Cambodia and Hungary on May 27 reaffirmed their vows to strengthen and further develop economic and trade cooperation after a reported dip in trade last year pinned on the global Covid-19 crisis.

The commitment was made at a meeting between Ministry of Commerce secretary of state Ok Bung and outgoing Hungarian ambassador Csaba Ory to exchange views on the status of bilateral cooperation in the fields of economy and trade.

Bung revealed that although bilateral trade between Cambodia and the EU member state rose 32 per cent to $4.43 million in 2020 from a year earlier, that figure declined “slightly” in 2021 before improving this year, registering about $2.23 million in the first three months.

He spotlighted Hungary as a noteworthy EU buyer of Cambodian merchandise, highlighting what he described as the smooth running and fruitful results of two major bilateral meetings.

These were the First Session of the Cambodia-Hungary Joint Committee on Economic Cooperation on January 20-21 last year, and the 1st Virtual Business Meeting between Cambodia and Hungary on February 15, 2022.

Moreover, Bung added, Budapest has significantly advanced bilateral cooperation with the Kingdom in key areas such as socio-economic development, education and cultural matters since the overthrow of the Khmer Rouge in 1979.

As it transitions to a “new normal” of life with Covid-19, Cambodia will seek to leverage trade and investment for economic recovery and national development, Bung remarked.

Accordingly, the ministry and the wider government are pursuing a trade diversification agenda that centres on the establishment of bilateral, regional and multilateral free trade agreements (FTA) in line with legal and regulatory reforms that are tailored to improve the Cambodian business and investment environment, he said.

The ambassador expressed a strong commitment to continue fortifying and expanding Cambodia-Hungary relations to unleash their full potential, especially in the field of trade, as well as encouraging Hungarian businesspeople and investors to explore the trade, investment and tourism-related opportunities offered by the Kingdom.

Royal Academy of Cambodia economics researcher Ky Sereyvath told The Post on May 30 that the list of items traded between the two countries was relatively extensive, although individual volumes were quite small.

He said milled rice accounts for 25-30 per cent of Cambodian exports to Hungary, with garments representing a significant portion as well.

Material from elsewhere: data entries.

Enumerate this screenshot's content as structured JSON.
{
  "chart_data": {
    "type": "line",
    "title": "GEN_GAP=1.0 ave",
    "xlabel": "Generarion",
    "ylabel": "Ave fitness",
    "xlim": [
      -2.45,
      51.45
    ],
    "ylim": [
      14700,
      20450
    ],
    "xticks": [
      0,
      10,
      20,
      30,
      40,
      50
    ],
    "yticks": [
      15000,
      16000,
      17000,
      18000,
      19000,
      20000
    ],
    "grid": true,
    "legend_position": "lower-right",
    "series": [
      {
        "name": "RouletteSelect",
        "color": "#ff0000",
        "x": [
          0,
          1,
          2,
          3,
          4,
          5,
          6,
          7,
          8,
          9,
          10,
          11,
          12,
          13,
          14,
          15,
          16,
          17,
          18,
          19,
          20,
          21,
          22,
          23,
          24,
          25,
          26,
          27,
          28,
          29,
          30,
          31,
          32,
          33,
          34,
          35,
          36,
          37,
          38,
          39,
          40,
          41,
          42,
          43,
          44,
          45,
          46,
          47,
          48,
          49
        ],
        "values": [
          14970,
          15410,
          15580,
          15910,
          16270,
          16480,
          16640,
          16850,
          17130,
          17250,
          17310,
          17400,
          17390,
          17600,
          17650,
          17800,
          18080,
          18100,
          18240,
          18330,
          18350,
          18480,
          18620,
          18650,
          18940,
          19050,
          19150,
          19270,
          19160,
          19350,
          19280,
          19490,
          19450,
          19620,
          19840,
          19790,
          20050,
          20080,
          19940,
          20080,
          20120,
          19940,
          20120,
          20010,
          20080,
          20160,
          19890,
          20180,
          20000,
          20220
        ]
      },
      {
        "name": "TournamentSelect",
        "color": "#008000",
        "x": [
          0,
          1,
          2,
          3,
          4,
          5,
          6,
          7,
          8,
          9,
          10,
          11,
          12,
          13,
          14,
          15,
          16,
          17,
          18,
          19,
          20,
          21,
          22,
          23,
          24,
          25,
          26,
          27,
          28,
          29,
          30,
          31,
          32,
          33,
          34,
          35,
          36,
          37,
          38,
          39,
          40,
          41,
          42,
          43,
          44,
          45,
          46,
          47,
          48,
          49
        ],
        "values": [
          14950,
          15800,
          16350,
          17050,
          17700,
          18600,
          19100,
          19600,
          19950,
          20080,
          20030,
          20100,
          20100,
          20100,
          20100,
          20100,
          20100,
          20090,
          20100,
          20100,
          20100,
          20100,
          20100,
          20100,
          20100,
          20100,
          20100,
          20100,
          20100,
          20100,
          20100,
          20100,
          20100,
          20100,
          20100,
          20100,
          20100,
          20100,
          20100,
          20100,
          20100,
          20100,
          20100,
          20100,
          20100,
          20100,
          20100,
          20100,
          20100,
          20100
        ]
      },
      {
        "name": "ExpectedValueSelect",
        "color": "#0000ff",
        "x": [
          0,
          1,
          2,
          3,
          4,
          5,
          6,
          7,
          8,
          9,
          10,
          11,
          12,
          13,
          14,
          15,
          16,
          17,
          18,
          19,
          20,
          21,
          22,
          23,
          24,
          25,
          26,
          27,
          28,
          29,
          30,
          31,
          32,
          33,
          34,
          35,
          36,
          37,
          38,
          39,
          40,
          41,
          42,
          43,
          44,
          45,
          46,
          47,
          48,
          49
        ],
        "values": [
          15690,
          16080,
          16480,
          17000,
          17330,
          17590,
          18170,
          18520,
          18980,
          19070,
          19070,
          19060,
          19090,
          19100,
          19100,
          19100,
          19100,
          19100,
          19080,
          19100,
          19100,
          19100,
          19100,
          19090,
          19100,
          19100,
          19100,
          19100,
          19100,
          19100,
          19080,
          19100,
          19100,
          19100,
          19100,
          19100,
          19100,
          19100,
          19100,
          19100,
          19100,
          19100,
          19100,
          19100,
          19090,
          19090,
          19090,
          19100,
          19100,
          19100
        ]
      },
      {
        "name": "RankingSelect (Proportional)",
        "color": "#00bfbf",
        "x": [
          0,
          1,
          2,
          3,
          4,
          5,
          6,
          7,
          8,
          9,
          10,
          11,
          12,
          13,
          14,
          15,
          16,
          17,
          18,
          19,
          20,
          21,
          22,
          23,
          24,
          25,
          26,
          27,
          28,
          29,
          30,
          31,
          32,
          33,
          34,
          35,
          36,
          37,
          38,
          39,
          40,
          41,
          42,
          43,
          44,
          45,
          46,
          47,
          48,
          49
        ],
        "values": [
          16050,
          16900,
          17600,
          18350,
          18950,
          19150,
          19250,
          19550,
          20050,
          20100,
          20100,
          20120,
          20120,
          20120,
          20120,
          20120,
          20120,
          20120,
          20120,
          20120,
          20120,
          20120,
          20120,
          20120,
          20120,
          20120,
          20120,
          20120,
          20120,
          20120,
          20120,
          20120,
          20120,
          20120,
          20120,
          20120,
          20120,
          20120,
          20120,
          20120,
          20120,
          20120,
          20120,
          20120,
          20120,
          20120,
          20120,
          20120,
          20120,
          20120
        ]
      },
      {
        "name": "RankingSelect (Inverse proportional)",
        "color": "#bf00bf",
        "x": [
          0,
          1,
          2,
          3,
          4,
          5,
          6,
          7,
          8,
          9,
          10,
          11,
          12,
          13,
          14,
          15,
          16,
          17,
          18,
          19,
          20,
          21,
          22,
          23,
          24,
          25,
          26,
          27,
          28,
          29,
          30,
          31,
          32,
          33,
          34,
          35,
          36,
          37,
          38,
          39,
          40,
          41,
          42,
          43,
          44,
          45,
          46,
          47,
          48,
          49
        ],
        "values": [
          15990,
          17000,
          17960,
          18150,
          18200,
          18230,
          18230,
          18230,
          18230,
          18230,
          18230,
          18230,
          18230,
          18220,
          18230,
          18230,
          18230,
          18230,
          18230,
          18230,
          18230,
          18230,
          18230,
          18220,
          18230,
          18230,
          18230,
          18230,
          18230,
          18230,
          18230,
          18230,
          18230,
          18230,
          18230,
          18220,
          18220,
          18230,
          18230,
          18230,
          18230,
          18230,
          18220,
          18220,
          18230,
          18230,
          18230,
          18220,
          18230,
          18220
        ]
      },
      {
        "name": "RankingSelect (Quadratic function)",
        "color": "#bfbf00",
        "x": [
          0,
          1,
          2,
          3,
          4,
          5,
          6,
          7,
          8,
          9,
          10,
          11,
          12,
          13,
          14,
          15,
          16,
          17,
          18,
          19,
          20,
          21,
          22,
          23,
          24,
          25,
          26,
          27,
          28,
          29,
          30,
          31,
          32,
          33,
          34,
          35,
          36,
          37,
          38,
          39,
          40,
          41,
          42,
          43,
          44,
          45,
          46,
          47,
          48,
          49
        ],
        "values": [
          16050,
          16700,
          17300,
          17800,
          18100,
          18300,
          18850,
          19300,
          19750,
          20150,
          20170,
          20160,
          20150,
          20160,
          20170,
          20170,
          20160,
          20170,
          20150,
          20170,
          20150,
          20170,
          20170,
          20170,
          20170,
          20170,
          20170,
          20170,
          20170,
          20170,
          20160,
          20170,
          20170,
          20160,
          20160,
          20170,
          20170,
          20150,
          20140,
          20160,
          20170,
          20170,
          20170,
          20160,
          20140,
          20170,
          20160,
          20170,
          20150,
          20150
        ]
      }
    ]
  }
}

Sereyvath also seemed to suggest that Hungary should offer preferential trade arrangements to Cambodia to encourage the flow of goods between the two countries, in light of the EU’s partial withdrawal of the Kingdom’s access to the Everything But Arms (EBA) trading scheme on August 12, 2020, in a suspension that affects one-fifth or €1 billion ($1.07 billion) of the Kingdom’s annual exports to the 27-nation bloc.

Annual bilateral trade between the two countries has remained tilted in Cambodia’s favour, increasing roughly two-fifths between 2019 and 2020 to $4.7 million, according to Trading Economics.

Cambodian imports from and exports to Hungary in 2020 were to the tune of $1.16 million and $3.56 million, respectively, rising by more than one-half and over three-quarters, the latest figures on the statistics website indicate.

In 2020, “electrical, electronic equipment” accounted for the largest share of Cambodia’s exports, at 46 per cent or $1.64 million, while “pharmaceutical products” made up the biggest proportion of the Kingdom’s imports, at 50 per cent or $0.57873 million.

Significant entries on the list of Cambodian exports to Hungary, “cereals” accounted for $1.23 million, while the categories of “articles of apparel, knit or crocheted” and “articles of apparel, not knit or crocheted” totalled $0.1015 million.